2016 NHL Draft
C Sam Steel
Regina Pats (WHL)
Steve Kournianos | 04/5/2016 | New York | [hupso]
Height/Weight: 5’11, 176 lbs
Born: February 3, 1998 Sherwood Park , AB
The Draft Analyst Ranking: 24th (March)
Obtained: Selected by the Regina Pats in the first round (second overall) in the 2013 WHL Bantam Draft.
Notes: 2015-16: Ranked third on Regina in assists (47) and tied for third in points (70)…Recorded points in 16 of his last 23 regular season games…Thirty of his 37 assists were primary…Ranked 29th in the WHL in shootout efficiency (3 for 8)…Played for Team Cherry at the 2016 CHL Top Prospects Game…Recorded a goal and two assists in five games to help Team Canada win the gold medal at the 2015 under-18 Ivan Hlinka Memorial Cup…2014-15: Placed third among WHL rookies in scoring with 54 points in 61 games…Registered second-most assists (37) among first-year players…Netted a goal and two assists in five games for Team Canada-Black at the 2014 World U17 Hockey Challenge.
*Through April 5th, 2016
Steel made immediate noise in the WHL after Regina made him the second overall pick in 2013, placing among the leaders in scoring categories, and bridging his team’s rebuilding gap. He’s part of an impressive group of 1998-born draft eligibles to come out of Western Canada, and some might say he’s at or near the top of an impressive list of WHL forwards. Steel is an excellent scorer from the center ice position, with the smarts to augment an elite finesse game. He’s very good around the net, using his quick hands and keen vision to create multiple opportunities without the benefit of time or space. Slight of frame, Steel relies on his first-step quickness and acceleration to distance himself from opposing checkers. He keeps his head up as he blasts through the neutral zone, cutting, curling and shifting in order to maintain possession. He doesn’t like to get hit, but plays a feisty enough game to get involved as long as he doesn’t have to pay a heavy price along the boards.
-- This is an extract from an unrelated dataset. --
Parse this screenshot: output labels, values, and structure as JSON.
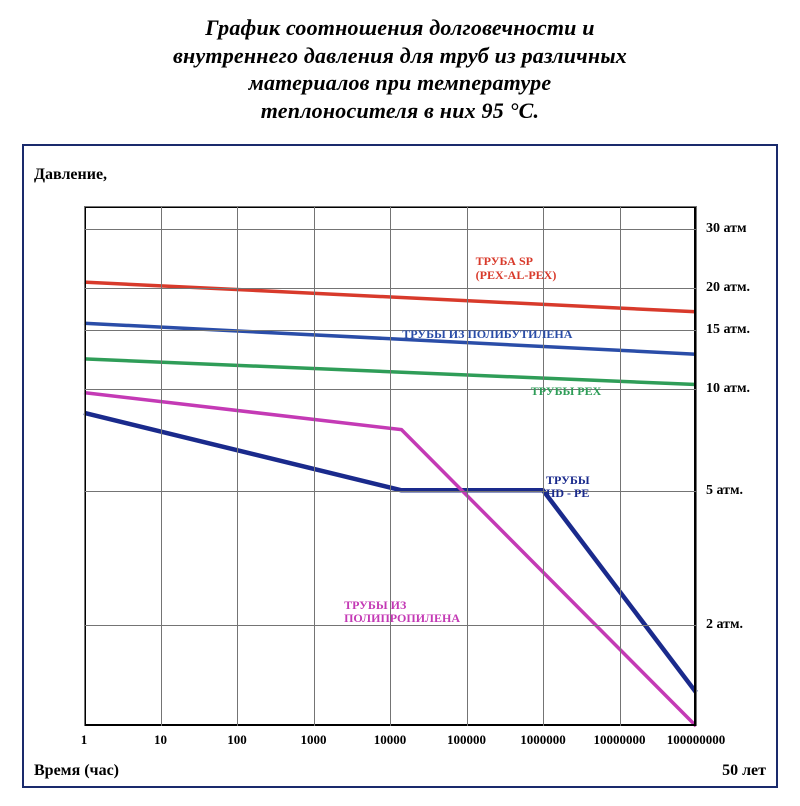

A power play specialist with a penchant for delivering in the clutch, Steel has a very good shot that he wires hard off the pass or off his back foot. He simply doesn’t use it enough, but he gets a mulligan when you consider he uses common sense more than constantly deferring to the shot or pass on first impulse. He plays in all situations and can be groomed as a realistic two-way option for the pivot.